Repeal, Replace, and Retrench

Repealing the Affordable Care Act and finding an array of substitutes will require work. The process will not always be painless. But sometimes, lawmakers have to look beyond the immediate, lean against the wind and head in the right direction.

The full-throated rhetorical war over the Affordable Care Act has begun. The health care law, also known as Obamacare, will likely meet its demise in the coming days, weeks or months. Given its structural infirmities – soaring premiums and deductibles, collapsing exchanges and CO-OPs, unbalanced risk pools – that would almost certainly have been true under a Hillary Clinton presidency, as well; it just may have taken a little longer.

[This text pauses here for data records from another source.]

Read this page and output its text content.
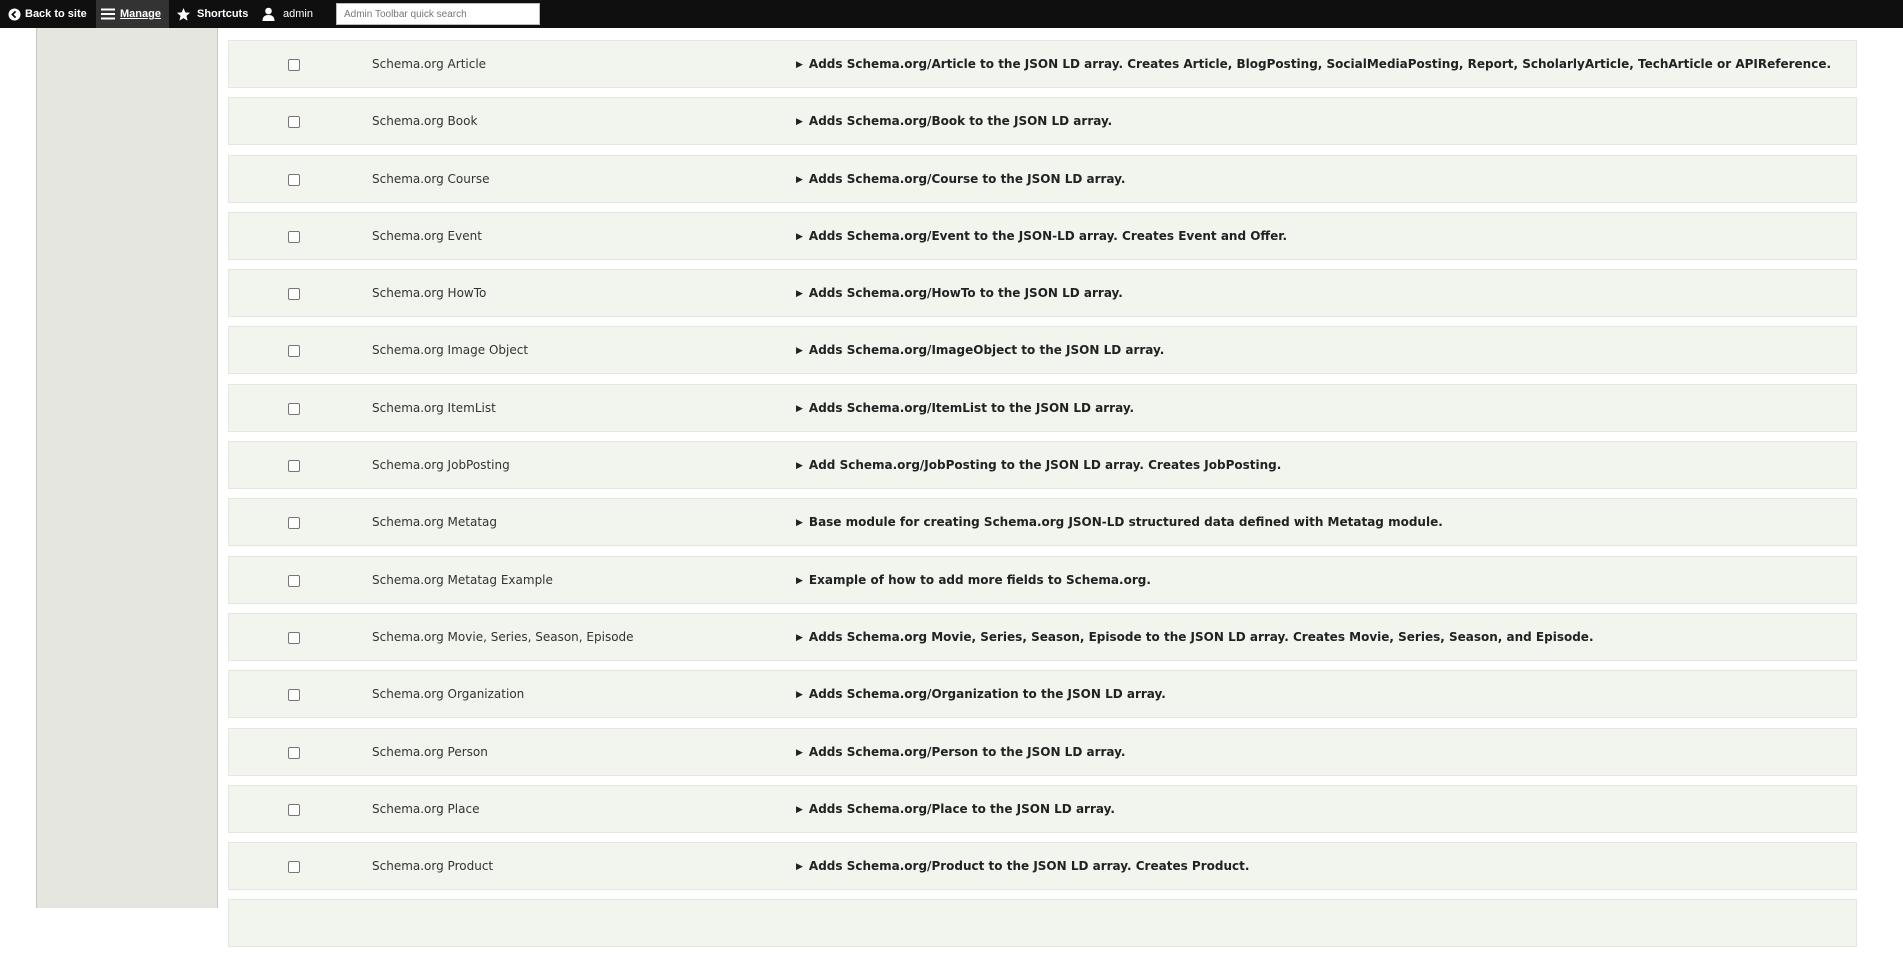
Back to site	Manage	Shortcuts	admin
Admin Toolbar quick search
Schema.org Article	▶ Adds Schema.org/Article to the JSON LD array. Creates Article, BlogPosting, SocialMediaPosting, Report, ScholarlyArticle, TechArticle or APIReference.
Schema.org Book	▶ Adds Schema.org/Book to the JSON LD array.
Schema.org Course	▶ Adds Schema.org/Course to the JSON LD array.
Schema.org Event	▶ Adds Schema.org/Event to the JSON-LD array. Creates Event and Offer.
Schema.org HowTo	▶ Adds Schema.org/HowTo to the JSON LD array.
Schema.org Image Object	▶ Adds Schema.org/ImageObject to the JSON LD array.
Schema.org ItemList	▶ Adds Schema.org/ItemList to the JSON LD array.
Schema.org JobPosting	▶ Add Schema.org/JobPosting to the JSON LD array. Creates JobPosting.
Schema.org Metatag	▶ Base module for creating Schema.org JSON-LD structured data defined with Metatag module.
Schema.org Metatag Example	▶ Example of how to add more fields to Schema.org.
Schema.org Movie, Series, Season, Episode	▶ Adds Schema.org Movie, Series, Season, Episode to the JSON LD array. Creates Movie, Series, Season, and Episode.
Schema.org Organization	▶ Adds Schema.org/Organization to the JSON LD array.
Schema.org Person	▶ Adds Schema.org/Person to the JSON LD array.
Schema.org Place	▶ Adds Schema.org/Place to the JSON LD array.
Schema.org Product	▶ Adds Schema.org/Product to the JSON LD array. Creates Product.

Obamacare opponents (largely Republicans) repeat their longstanding pledge to "repeal and replace," which the health care law's supporters (largely Democrats) disparage as "make America sick again." Supporters argue that millions gained coverage under the law, and its repeal may deprive them of that coverage. Opponents can truthfully craft a three-part counterargument: 1) the way the law paid for that increased coverage harmed vastly more millions, some severely; 2) the coverage gains that supporters tout may in part be transitory; and 3) there are better ways to expand coverage.

The Affordable Care Act is at best a byzantine zero-sum game with many winners and far more losers. Some gained coverage; others lost coverage (or crucial parts of their coverage). Some felt costs go down; others saw theirs go up. For some, care improved; for others, it deteriorated. The health care law likely means better health for some, worse health for others.